As soon as the RFD is over, I call someone who was able to hear me out and guide me in taking the correct action, as well as reaching out on my behalf. After this I call my teammate, who helped me greatly through the ordeal. They were able to help me understand what I had experienced for the past hour and a half. In the following weeks I received so much support from friends and adults in the community, for which I am eternally grateful.

Change

The point of this article is not to simply complain about or critique the debate space- instead, I would like it to actively create positive change in the community to ensure that this doesn’t happen to someone else. If I had been in a bad mental place prior to this round, it would have affected me so much more than it already did. I was in a relatively good place, but even so I was pulling out my hair in round from the anxiety and stress and was biting my nails off- which I never do. I believe that debate can create real change in the world, which is why, despite all of the violence I have experienced because of debate, I will never leave the activity. Ever.

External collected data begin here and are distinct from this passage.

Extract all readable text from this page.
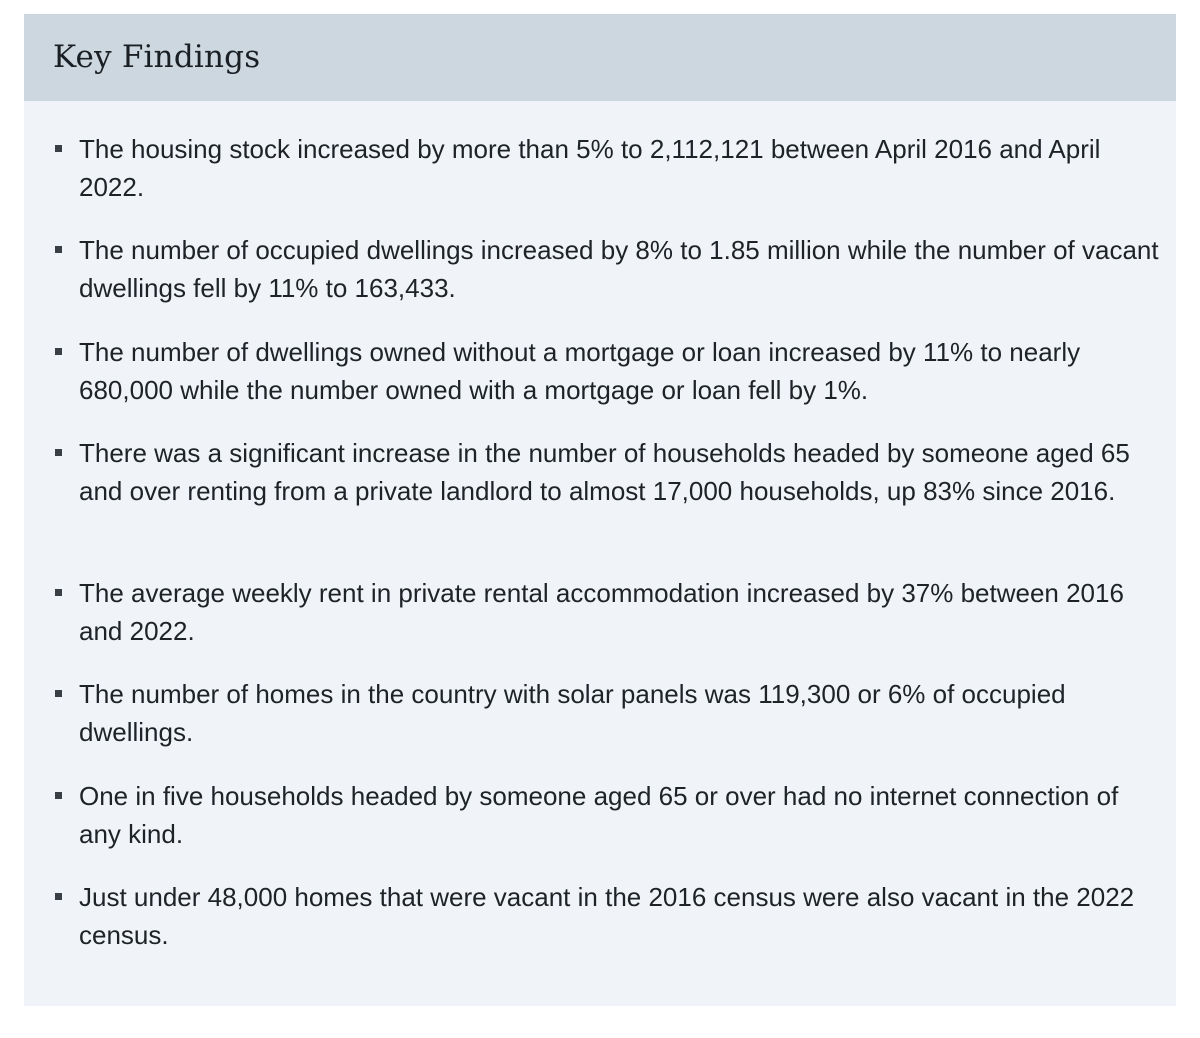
Key Findings

The housing stock increased by more than 5% to 2,112,121 between April 2016 and April 2022.

The number of occupied dwellings increased by 8% to 1.85 million while the number of vacant dwellings fell by 11% to 163,433.

The number of dwellings owned without a mortgage or loan increased by 11% to nearly 680,000 while the number owned with a mortgage or loan fell by 1%.

There was a significant increase in the number of households headed by someone aged 65 and over renting from a private landlord to almost 17,000 households, up 83% since 2016.

The average weekly rent in private rental accommodation increased by 37% between 2016 and 2022.

The number of homes in the country with solar panels was 119,300 or 6% of occupied dwellings.

One in five households headed by someone aged 65 or over had no internet connection of any kind.

Just under 48,000 homes that were vacant in the 2016 census were also vacant in the 2022 census.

The first way I believe we can create a more inclusive space is to call out exclusionary and violent people when they engage in this behavior, and alert the correct adults in the situation so they can be reprimanded appropriately. This dissuades abuse and makes them understand that they can’t get away with mistreatment of fellow debaters. This is key to ensuring that others don't have to go through what you did. In a similar vein, if you feel safe, you should confront people directly about their harmful actions. This holds them accountable and in a similar manner deters misbehavior. Additionally, and I think one of the most important steps, is educating “debate bros”. If you think someone acts in the fashion of one, then call them out and explain how their behavior contributes to toxicity in the debate community and often pushes gender minorities out of the activity. Debate bro culture is often the reason that many of my friends have questioned their place in this activity. Their aggressiveness and patronizing behavior contribute to debate's exclusivity and make it an unwelcoming environment. Lastly, just being supportive of others in the community can go a long way. From checking in on others at tournaments, to being supportive when others are going through a hard time. Being there for someone is sometimes the best kind of help someone can get.

Conclusion

Debate is not the safest environment, especially for marginalized people, but it isn’t unresponsive to change. By actively calling out people we can help make debate be more inclusive and safer for minorities. The burden shouldn’t have to fall on marginalized groups, however if we want to create an environment safe for us, we have to make our presence known and respected. Debate isn’t for the few people who fit into cliques. It’s for everyone, and the responsibility of making it safer for everyone falls onto those who are already in the activity and have the ability to create change.